Sensitivity analysis
Management has used a sensitivity analysis technique that measures the change in the fair value of Signet’s financial instruments from hypothetical changes in market rates as shown in the table below.
Fair value changes arising from:
Fair Value January 29, 2011 $million | 1% rise in interest rates $million | 10% depreciation of $ against £ $million | 10% depreciation of precious metals prices $million | Fair Value January 30, 2010 $million | |
|---|---|---|---|---|---|
| Foreign exchange contracts | (0.4) | - | (6.3) | - | 0.2 |
| Commodity contracts | (0.1) | - | - | (15.3) | 0.8 |
| Floating rate borrowings | (31.0) | (0.3) | - | - | (44.1) |
| Fixed rate borrowings | - | - | - | - | (327.1) |
| Floating rate bank deposits | 301.0 | 3.0 | - | - | 315.1 |
The amounts generated from the sensitivity analysis quantify the impact of market risk assuming that certain adverse market conditions, specified in the table above, occur. They are not forward-looking estimates of market risk. Actual results in the future are likely to differ materially from those projected due to changes in the portfolio of financial instruments held and actual developments in the global financial markets.
Any changes in the portfolio of financial instruments held and developments in the global financial markets may cause fluctuations in interest rates, exchange rates and precious metal prices to exceed the hypothetical amounts disclosed in the table above. The sensitivity scenarios are intended to allow an expected risk measure to be applied to the scenarios, as opposed to the scenarios themselves being an indicator of the maximum expected risk.

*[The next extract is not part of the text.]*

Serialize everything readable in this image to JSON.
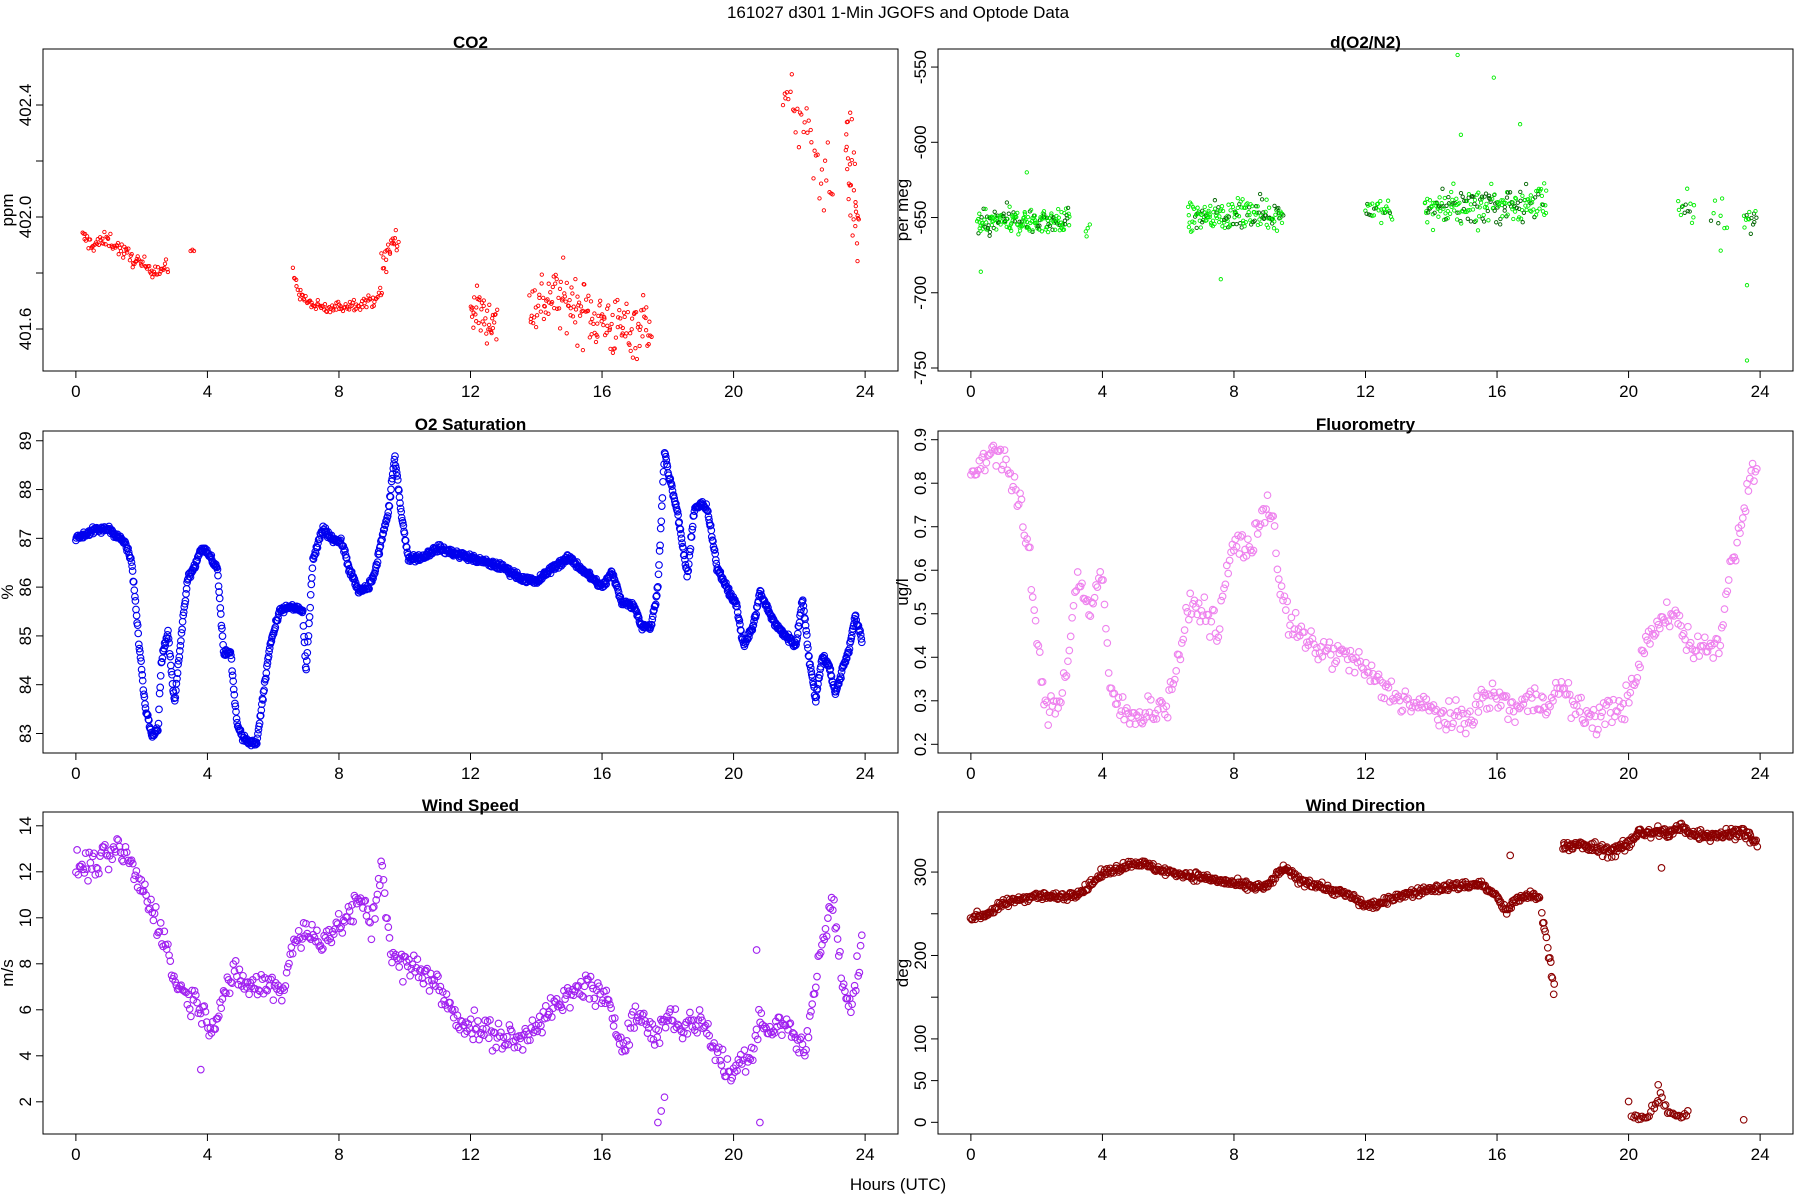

The example shown for changes in the fair values of borrowings and associated derivative financial instruments at January 29, 2011 is set out in the table above. The fair values of borrowings and derivative financial instruments are estimated by discounting the future cash flows to net present values using appropriate market rates prevailing at the period end.
The estimated changes in fair values for interest rate movements are based on an increase of 1% (100 basis points) in the specific rate of interest applicable to each class of financial instruments from the levels effective at January 29, 2011 with all other variables remaining constant.
The estimated changes in the fair value for foreign exchange rates are based on a 10% depreciation of the pound sterling against US dollar from the levels applicable at January 29, 2011 with all other variables remaining constant.